You reference Hegel, but it is specifically his idea that progress is inevitable. Which is exactly why I reject Marx. Marx believed that making functioning plans was useless since progress was inevitable once unleashed. But Marx was a leech who counted on his friends for his subsistence and others to actually test his ideas. Progress is only made by intentional and planned efforts to deal with problems rather than just criticize and shake your fist at society.
Marx believed that planning out the detailed structure of a future utopian society, in the tradition of Owen or Fourier, was useless. And he was right. Societies are not and have never been the product of intentional design: no individual has the necessary power, no group has the necessary agency. They're the accretion, year after year, of millions of independent agents doing the best they can with the constraints the past has imposed on them. We can adjust the constraints, to some extent, and maybe aim, very imprecisely, at some desired end state, but we don't get to skip straight there.
You're taking ideas out of your pants and putting on Marx's mouth. At least be honest and say you never read him and hate his ideas without knowing what they are.
Excuse me? The overwhelming majority of Marx's published work was literally advocacy of concrete plans.
See his work with the International Workingmen's Association for some of the most well-known letters and articles arguing for explicit political positions and concrete labor actions: https://www.marxists.org/archive/marx/works/1864/iwma/index....
the free market assigns the value created by laborers. it's as simple as that. the buyer wouldn't get this value in their life, at a price the market decided they pay, without the work of the laborer. the value wouldn't be created without the laborer, or any of the capital or tools that it took to create labor (since labor created the capital and the tools). much like machines, it's labor all the way down.
For a start, Marx understood well that the price assigned to a commodity by a market and its value were often out of sync. If you’re confused about the difference between those things, think about Dogecoin as a particularly extreme example.
What an absolute load of crap. Economics as a whole is barely a science, at best a toy, and that multiple pathways exist is not an indictment of any theory. Marx's observations hold true all these years after, alongside the progress we've had.

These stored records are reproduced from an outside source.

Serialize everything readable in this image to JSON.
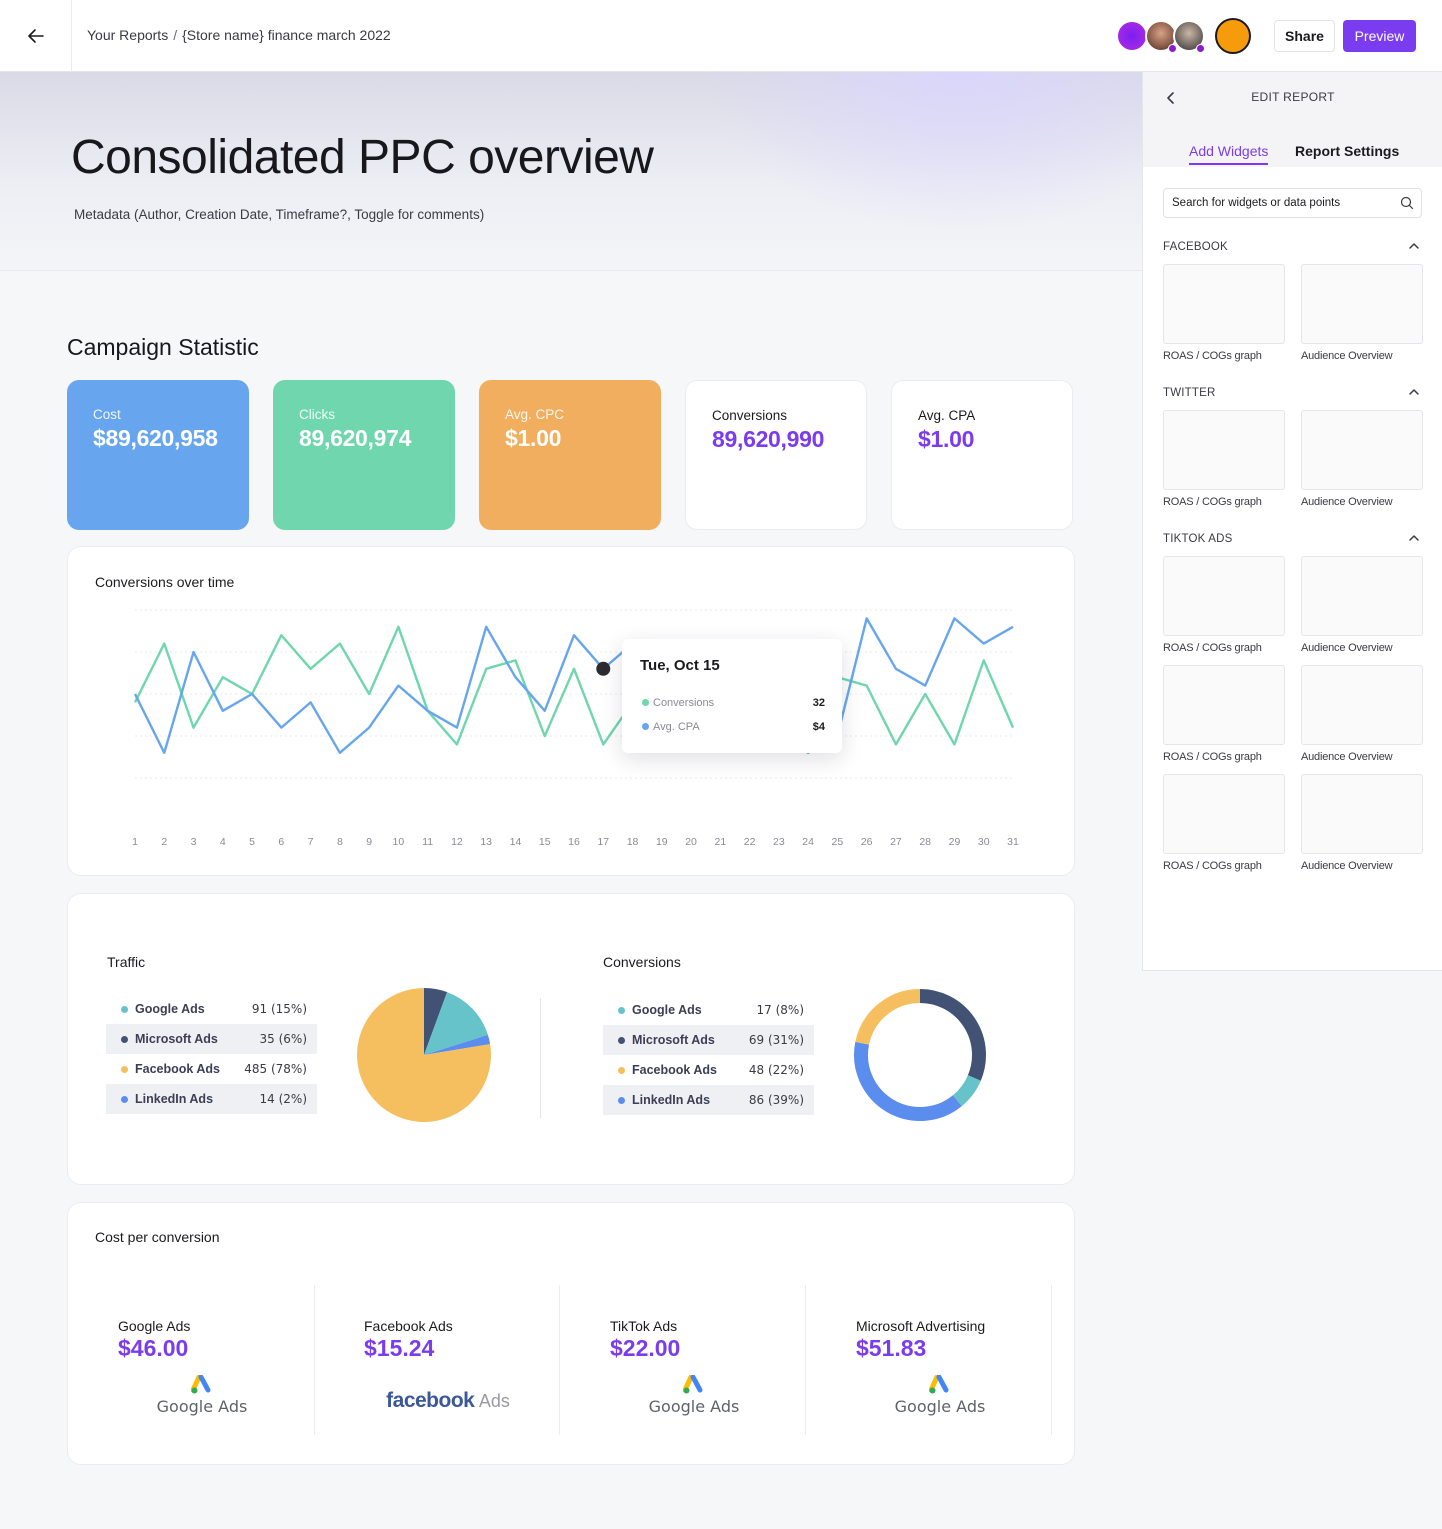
{
  "breadcrumb": {
    "root": "Your Reports",
    "separator": "/",
    "current": "{Store name} finance march 2022"
  },
  "header": {
    "share_label": "Share",
    "preview_label": "Preview"
  },
  "hero": {
    "title": "Consolidated PPC overview",
    "metadata": "Metadata (Author, Creation Date, Timeframe?,  Toggle for comments)"
  },
  "section_title": "Campaign Statistic",
  "stats": [
    {
      "label": "Cost",
      "value": "$89,620,958",
      "color": "#67a6ee"
    },
    {
      "label": "Clicks",
      "value": "89,620,974",
      "color": "#6fd6ad"
    },
    {
      "label": "Avg. CPC",
      "value": "$1.00",
      "color": "#f2ae5f"
    },
    {
      "label": "Conversions",
      "value": "89,620,990"
    },
    {
      "label": "Avg. CPA",
      "value": "$1.00"
    }
  ],
  "colors": {
    "accent": "#7b3cf0",
    "green": "#6fd6ad",
    "blue": "#67a6ee",
    "orange": "#f2ae5f",
    "navy": "#415274",
    "teal": "#66c3c9",
    "yellow": "#f5bf5f",
    "royal": "#5b8def"
  },
  "chart_data": [
    {
      "type": "line",
      "title": "Conversions over time",
      "x": [
        1,
        2,
        3,
        4,
        5,
        6,
        7,
        8,
        9,
        10,
        11,
        12,
        13,
        14,
        15,
        16,
        17,
        18,
        19,
        20,
        21,
        22,
        23,
        24,
        25,
        26,
        27,
        28,
        29,
        30,
        31
      ],
      "ylim": [
        0,
        10
      ],
      "grid": true,
      "series": [
        {
          "name": "Conversions",
          "color": "#6fd6ad",
          "values": [
            4.5,
            8,
            3,
            6,
            5,
            8.5,
            6.5,
            8,
            5,
            9,
            4,
            2,
            6.5,
            7,
            2.5,
            6.5,
            2,
            4.5,
            3,
            8,
            3,
            2.5,
            2.5,
            1.5,
            6,
            5.5,
            2,
            5,
            2,
            7,
            3
          ]
        },
        {
          "name": "Avg. CPA",
          "color": "#67a6ee",
          "values": [
            5,
            1.5,
            7.5,
            4,
            5,
            3,
            4.5,
            1.5,
            3,
            5.5,
            4,
            3,
            9,
            6,
            4,
            8.5,
            6.5,
            8,
            7.5,
            8,
            3,
            4.5,
            3,
            1.5,
            2.5,
            9.5,
            6.5,
            5.5,
            9.5,
            8,
            9
          ]
        }
      ],
      "tooltip": {
        "date": "Tue, Oct 15",
        "items": [
          {
            "name": "Conversions",
            "value": "32"
          },
          {
            "name": "Avg. CPA",
            "value": "$4"
          }
        ]
      }
    },
    {
      "type": "pie",
      "title": "Traffic",
      "legend": [
        {
          "name": "Google Ads",
          "text": "91  (15%)",
          "value": 91,
          "color": "#66c3c9"
        },
        {
          "name": "Microsoft Ads",
          "text": "35  (6%)",
          "value": 35,
          "color": "#415274"
        },
        {
          "name": "Facebook Ads",
          "text": "485  (78%)",
          "value": 485,
          "color": "#f5bf5f"
        },
        {
          "name": "LinkedIn Ads",
          "text": "14  (2%)",
          "value": 14,
          "color": "#5b8def"
        }
      ]
    },
    {
      "type": "pie",
      "variant": "donut",
      "title": "Conversions",
      "legend": [
        {
          "name": "Google Ads",
          "text": "17  (8%)",
          "value": 17,
          "color": "#66c3c9"
        },
        {
          "name": "Microsoft Ads",
          "text": "69  (31%)",
          "value": 69,
          "color": "#415274"
        },
        {
          "name": "Facebook Ads",
          "text": "48  (22%)",
          "value": 48,
          "color": "#f5bf5f"
        },
        {
          "name": "LinkedIn Ads",
          "text": "86  (39%)",
          "value": 86,
          "color": "#5b8def"
        }
      ]
    }
  ],
  "cost_per_conversion": {
    "title": "Cost per conversion",
    "items": [
      {
        "name": "Google Ads",
        "value": "$46.00",
        "logo": "Google Ads"
      },
      {
        "name": "Facebook Ads",
        "value": "$15.24",
        "logo_brand": "facebook",
        "logo_suffix": "Ads"
      },
      {
        "name": "TikTok Ads",
        "value": "$22.00",
        "logo": "Google Ads"
      },
      {
        "name": "Microsoft Advertising",
        "value": "$51.83",
        "logo": "Google Ads"
      }
    ]
  },
  "panel": {
    "title": "EDIT REPORT",
    "tabs": [
      "Add Widgets",
      "Report Settings"
    ],
    "search_placeholder": "Search for widgets or data points",
    "groups": [
      {
        "name": "FACEBOOK",
        "widgets": [
          "ROAS / COGs graph",
          "Audience Overview"
        ]
      },
      {
        "name": "TWITTER",
        "widgets": [
          "ROAS / COGs graph",
          "Audience Overview"
        ]
      },
      {
        "name": "TIKTOK ADS",
        "widgets": [
          "ROAS / COGs graph",
          "Audience Overview",
          "ROAS / COGs graph",
          "Audience Overview",
          "ROAS / COGs graph",
          "Audience Overview"
        ]
      }
    ]
  }
}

You clowns would take a system as complex as, oh, simply the whole of human activity and try to reduce it to a few simple laws. Sorry, despite what you learned online, "supply and demand" is not a fundamental law of the universe. This is not physics. There are no simple answers. There aren't even proper answers. Every school of economics holds on barely by a thread. "Assuming a rational actor" is the "assume a spherical cow in a vacuum" of liberal economics.

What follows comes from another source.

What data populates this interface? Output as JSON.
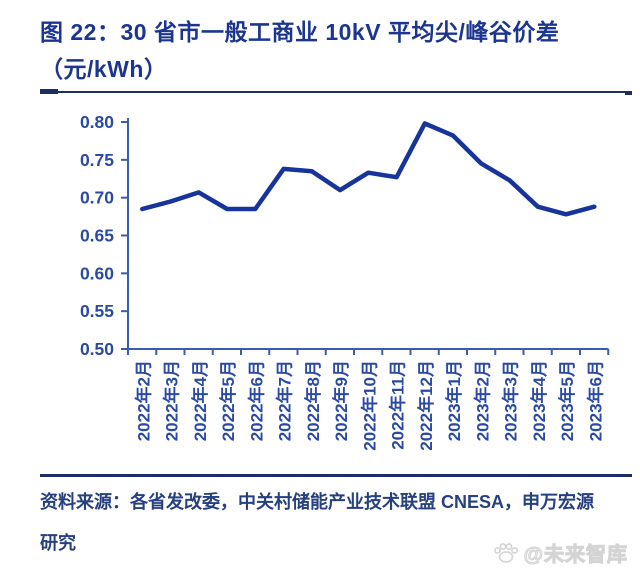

The underlying field of study of human action in general is called praxeology and was only seriously investigated by:
- Austrian school economists (1900s-present)
- Polish school philosophers (briefly in the interwar period, died out after WW2 when Lwów became Lviv)
I think wresting praxeology free of economics would be an interesting movement in philosophy.
I mean, just look at actual literacy stats and you will find we have a ways to go on this. A frankly absurd number of people in the UK are functionally illiterate. Same in France.